Tright here’s a daredevil freshness about Nemanja Radulović’s playing that makes this generously crammed disc of Prokofiev seriously rewarding. Over 86 minutes, he tackles the 2d Violin Concerto with the Philharmonia below Santtu-Matias Rouvali, a pair of underperformed sonatas and a seize of approved works and transcriptions with pianist Laure Favre-Kahn.

The concerto receives a refined, supportive reading from Rouvali, who is chuffed to play 2nd fiddle to the indispensable individual flip. Radulović plunges in, his heroic attack and intonational high-wire act virtually upsetting the applecart within the oompah-pah finale. The same gallant dedication can pay dividends elsewhere: within the jaunty Heifetz arrangement of the Gavotte from the Classical Symphony, for instance, or within the spiky march from The Love for Three Oranges.

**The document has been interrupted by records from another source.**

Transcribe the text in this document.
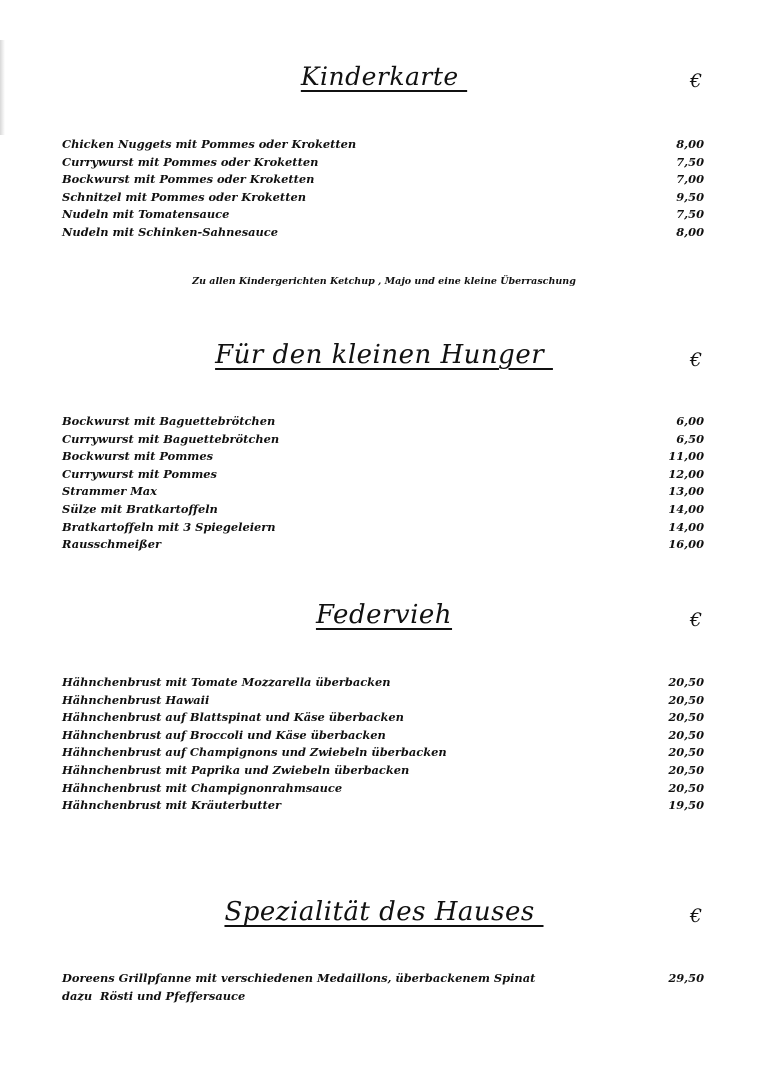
Kinderkarte	€
Chicken Nuggets mit Pommes oder Kroketten	8,00
Currywurst mit Pommes oder Kroketten	7,50
Bockwurst mit Pommes oder Kroketten	7,00
Schnitzel mit Pommes oder Kroketten	9,50
Nudeln mit Tomatensauce	7,50
Nudeln mit Schinken-Sahnesauce	8,00
Zu allen Kindergerichten Ketchup , Majo und eine kleine Überraschung
Für den kleinen Hunger	€
Bockwurst mit Baguettebrötchen	6,00
Currywurst mit Baguettebrötchen	6,50
Bockwurst mit Pommes	11,00
Currywurst mit Pommes	12,00
Strammer Max	13,00
Sülze mit Bratkartoffeln	14,00
Bratkartoffeln mit 3 Spiegeleiern	14,00
Rausschmeißer	16,00
Federvieh	€
Hähnchenbrust mit Tomate Mozzarella überbacken	20,50
Hähnchenbrust Hawaii	20,50
Hähnchenbrust auf Blattspinat und Käse überbacken	20,50
Hähnchenbrust auf Broccoli und Käse überbacken	20,50
Hähnchenbrust auf Champignons und Zwiebeln überbacken	20,50
Hähnchenbrust mit Paprika und Zwiebeln überbacken	20,50
Hähnchenbrust mit Champignonrahmsauce	20,50
Hähnchenbrust mit Kräuterbutter	19,50
Spezialität des Hauses	€
Doreens Grillpfanne mit verschiedenen Medaillons, überbackenem Spinat	29,50
dazu  Rösti und Pfeffersauce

Reining himself in, Radulović fosters a ravishing sense of dialogue with Johan Dalene within the brushed apart Sonata for Two Violins. The Sonata for Solo Violin advantages from a identical aggregate of poetry and discretion. It’s within the ballet alternatives, on the opposite hand, that he supplies the virtuosic thrills and spills. Romeo and Juliet’s Masks has mountainous rush; there’s a lacerating memoir of the Loss of life of Tybalt, with Favre-Kahn going with him cheek by jowl; and a trio of percussionists lend irresistible spice to the Gigantic Waltz from Cinderella.